Im Endeffekt ist mit dem Urteil niemandem geholfen und zufrieden ist mit Sicherheit auch keiner der Beteiligten. Wieso also das ganze aufwendige Verfahren?

7 Comments

  1. Anonymous

    Das ist das erste Urteil, dass bei einem Amoklauf eine fahrl. Tötung annimmt, bei der Angeklagte nicht einmal persönlich mitgewirkt hat. Insofern ist das ein Novum. Dahinter steckt eine sehr weite Ausdehnung der strafrechtlichen Verantwortung im Fahrlässigsbereich.

    „Selbst wenn er von den psychischen Problemen seines Sohnes gewusst haben sollte, wer zieht es auch nur im Entferntesten in Erwägung, dass der Sohn Amok laufen könnte?“

    Offenbar hatte der Sohn genau diese Amoklauf-Fantasien in der Therapie beschrieben. Von daher finde ich das nicht überraschend, dass man hier die subj. Vorhersehbarkeit auch annimmt.

    Dass das für Eltern wohl immer nie (subjektiv) vorhersehbar sein wird, dass sich das Kind umbringen wird, steht sicherlich auf einem anderen Blatt. Aber die Konsequenz, dass man bei psych. Problemen mal lieber nicht die Waffen im Haus frei zugänglich macht und den Jungen noch zum Schießtraining mitnimmt, sollte man einfach ziehen müssen, auch als Vater.

    Im Übrigen ist das Gefährdungspotential bei Schusswaffen natürlich ungleich höher. Mit einer Machete Menschen zu töten ist eine ganz anderes Tötungserfahrung als anonym durch die Tür zu schießen.

    Es ist auch kein Zufall, dass die Schusswaffen bei Amokläufen immer aus dem privaten/heimischen Umfeld kamen. Keine illegal beschaffte Waffe war dabei.
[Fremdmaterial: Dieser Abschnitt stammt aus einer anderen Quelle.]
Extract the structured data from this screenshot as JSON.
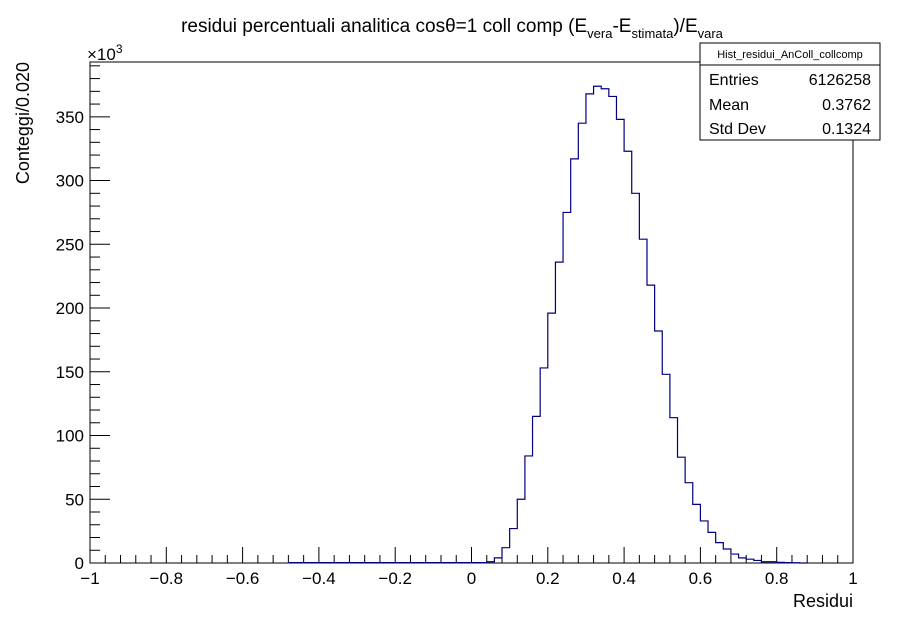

    Das Gericht hat hier mit dieser Auslegung sicherlich Neuland betreten und will wohl damit auch den schlechten Umgang mit Waffen deutlich betonen. Zur letzten Konsequenz, nämlich der Verhängung einer Freiheitsstrafe über 2 Jahre, ist es dann aber nicht gelangt. Das ist in Anbetracht der Folgen doch irgendwie inkonsequent.

  2. SvenK

    Der Vergleich mit dem PKW hinkt so krass, der muss schon kriechen. Die Äußerung von Tötungsphantasien und der gelegentliche Konsum von Alkohol sind jawohl zwei völlig verschiedene Dinge.
    Sollte der Sproß allerdings bereits durch Alkoholfahrten aufgefallen sein, liegt darin auch eine gewisse Voraussehbarkeit und ein guter Grund, ihm das Auto zumindest nicht zur Verfügung zu stellen.
    Soviel zum PKW. Was der nun mit einer Schußwaffe, deren ordnungsgemäße Aufbewahrung ganz klar geregelt ist, zu tun haben soll, wird mir nicht klar.

  3. Leon Seischab

    Ich sehe das Urteil genauso kritisch wie Sie. Der Vater muss schon genug leiden. Wo hier ein sinnvoller Strafzweck liegen soll, ist mir schleierhaft.

    Gruß Leon

  4. Anonymous

    Was SvenK sagte. Und zwar sehr eindeutig.

  5. Anonymous

    Das, was bei Fahrlässigkeitsdelikten strafloses von strafbaren Verhalten unterscheidet, ist der Erfolgseintritt. Kann man als willkürlich empfinden.

  6. Anonymous

    Der Vergleich mit dem KfZ trifft: Wer sein Fahrzeug ungesichert lässt, begeht eine fahrlässige Tötung, wenn damit ein Schaden durch eine nicht zum Führen von Kraftfahrzeugen berechtigte Person angerichtet wird, ein fahhrlässiges Delikt (vgl. BGH VRS 20 282, Hamm NJW 83, 2456 [Entwendung des Fahrzeugschlüssels aus der Hosentasche des betrunken an der Theke eingeschlafenen Täters]).